A small positive point charge of 12 mC moves from a distance of 7 cm to a distance of 18 cm.
In mJ, how much work is done by the electric field?
Hint: The electric field for a long charged line is
The electric field for a long charged line is given by the equation:
E = (λ / 2πε₀r)
Where:
E is the electric field
λ is the linear charge density
ε₀ is the permittivity of free space
r is the distance from the charged line
First, let's calculate the electric field at the initial distance of 7 cm:
E_initial = (-2.50 nC/m) / (2π * ε₀ * 0.07 m)
Next, let's calculate the electric field at the final distance of 18 cm:
E_final = (-2.50 nC/m) / (2π * ε₀ * 0.18 m)

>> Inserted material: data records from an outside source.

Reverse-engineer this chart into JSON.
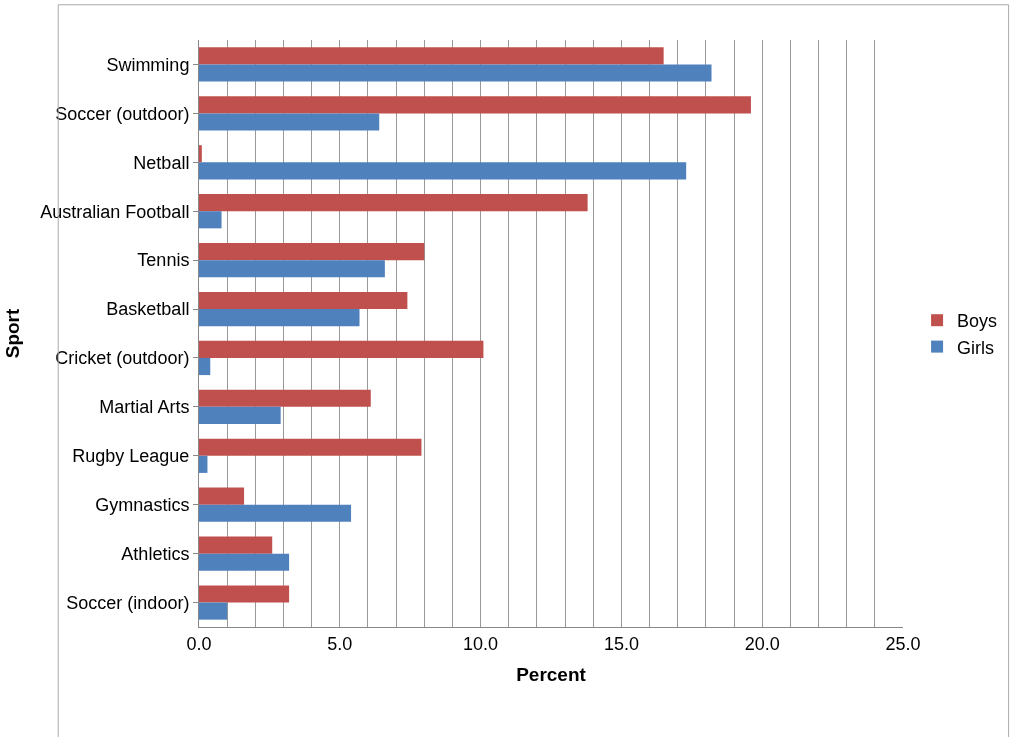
{
  "chart_data": {
    "type": "bar",
    "orientation": "horizontal",
    "xlabel": "Percent",
    "ylabel": "Sport",
    "categories": [
      "Swimming",
      "Soccer (outdoor)",
      "Netball",
      "Australian Football",
      "Tennis",
      "Basketball",
      "Cricket (outdoor)",
      "Martial Arts",
      "Rugby League",
      "Gymnastics",
      "Athletics",
      "Soccer (indoor)"
    ],
    "series": [
      {
        "name": "Boys",
        "color": "#c0504d",
        "values": [
          16.5,
          19.6,
          0.1,
          13.8,
          8.0,
          7.4,
          10.1,
          6.1,
          7.9,
          1.6,
          2.6,
          3.2
        ]
      },
      {
        "name": "Girls",
        "color": "#4f81bd",
        "values": [
          18.2,
          6.4,
          17.3,
          0.8,
          6.6,
          5.7,
          0.4,
          2.9,
          0.3,
          5.4,
          3.2,
          1.0
        ]
      }
    ],
    "xlim": [
      0,
      25
    ],
    "xticks": [
      {
        "value": 0,
        "label": "0.0"
      },
      {
        "value": 1,
        "label": null
      },
      {
        "value": 2,
        "label": null
      },
      {
        "value": 3,
        "label": null
      },
      {
        "value": 4,
        "label": null
      },
      {
        "value": 5,
        "label": "5.0"
      },
      {
        "value": 6,
        "label": null
      },
      {
        "value": 7,
        "label": null
      },
      {
        "value": 8,
        "label": null
      },
      {
        "value": 9,
        "label": null
      },
      {
        "value": 10,
        "label": "10.0"
      },
      {
        "value": 11,
        "label": null
      },
      {
        "value": 12,
        "label": null
      },
      {
        "value": 13,
        "label": null
      },
      {
        "value": 14,
        "label": null
      },
      {
        "value": 15,
        "label": "15.0"
      },
      {
        "value": 16,
        "label": null
      },
      {
        "value": 17,
        "label": null
      },
      {
        "value": 18,
        "label": null
      },
      {
        "value": 19,
        "label": null
      },
      {
        "value": 20,
        "label": "20.0"
      },
      {
        "value": 21,
        "label": null
      },
      {
        "value": 22,
        "label": null
      },
      {
        "value": 23,
        "label": null
      },
      {
        "value": 24,
        "label": null
      },
      {
        "value": 25,
        "label": "25.0"
      }
    ],
    "grid": "x",
    "legend": "right"
  }
}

Now, let's calculate the work done by the electric field when the positive point charge moves from the initial distance to the final distance using the formula:
Work = q * (ΔV)
Where:
Work is the work done
q is the charge
ΔV is the change in electric potential
Since the charge is positive (+12 mC), the sign of the work done will be positive:
Work = (12 mC) * (ΔV)
To find the change in electric potential, we can rearrange the formula as:
ΔV = -∫(E * ds)
Where:
ΔV is the change in electric potential
E is the electric field
ds is the differential distance along the path
By integrating the equation, we can find the change in electric potential and then calculate the work done.

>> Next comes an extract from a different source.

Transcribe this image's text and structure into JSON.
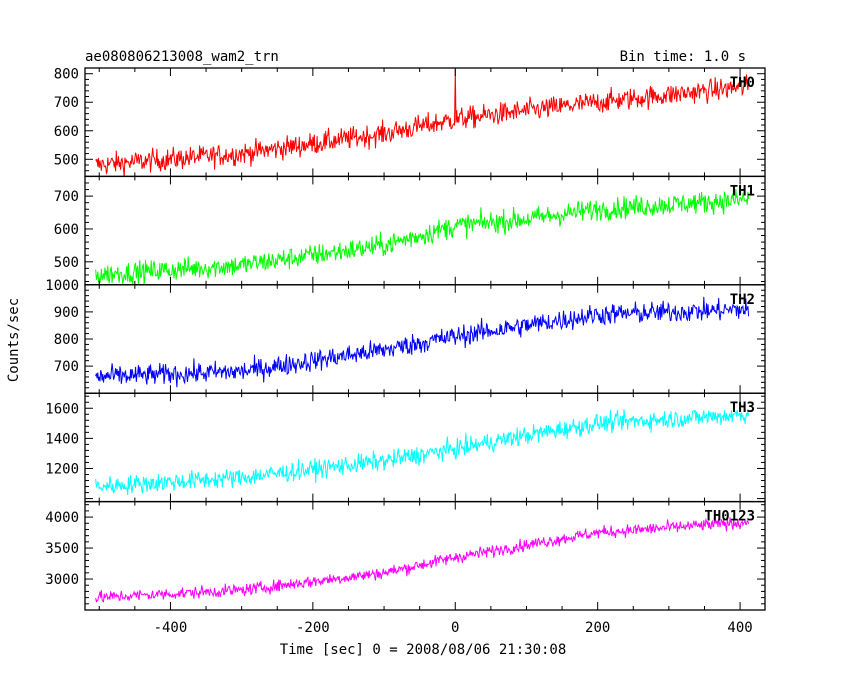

Note: The integration of the equation will depend on the shape of the path the charge takes. If you provide more information about the path, I can assist you further.
To calculate the work done by the electric field, we need to find the electric force on the small positive charge and then calculate the work done as the charge moves between the two distances.
The electric field for a long charged line is given by:
E = (λ / (2πε₀r)),
where E is the electric field, λ is the linear charge density, ε₀ is the permittivity of free space, and r is the distance from the line.
In this case, the linear charge density is given as -2.50 nC/m, which can be converted to -2.50 × 10⁻⁹ C/m.
Given that the initial distance is 7 cm (or 0.07 m) and the final distance is 18 cm (or 0.18 m), we can calculate the electric fields at these distances.
Initial electric field (E₁) at 7 cm:
E₁ = (-2.50 × 10⁻⁹ C/m) / (2πε₀(0.07 m))
Final electric field (E₂) at 18 cm:
E₂ = (-2.50 × 10⁻⁹ C/m) / (2πε₀(0.18 m))
Now we can calculate the work done by the electric field using the formula:
Work = (q * ΔV),
where q is the charge and ΔV is the change in voltage (potential difference) as the charge moves between the two distances.
Since the work is given in millijoules (mJ), we need to convert the charge from coulombs (C) to millicoulombs (mC).
The charge is given as 12 mC.
Let's calculate the work done:
Work = (12 × 10⁻³ C) * (ΔV)
To find ΔV, we can use the formula:
ΔV = E₂ - E₁
Finally, substitute the values and calculate the work done to find the final answer in mJ.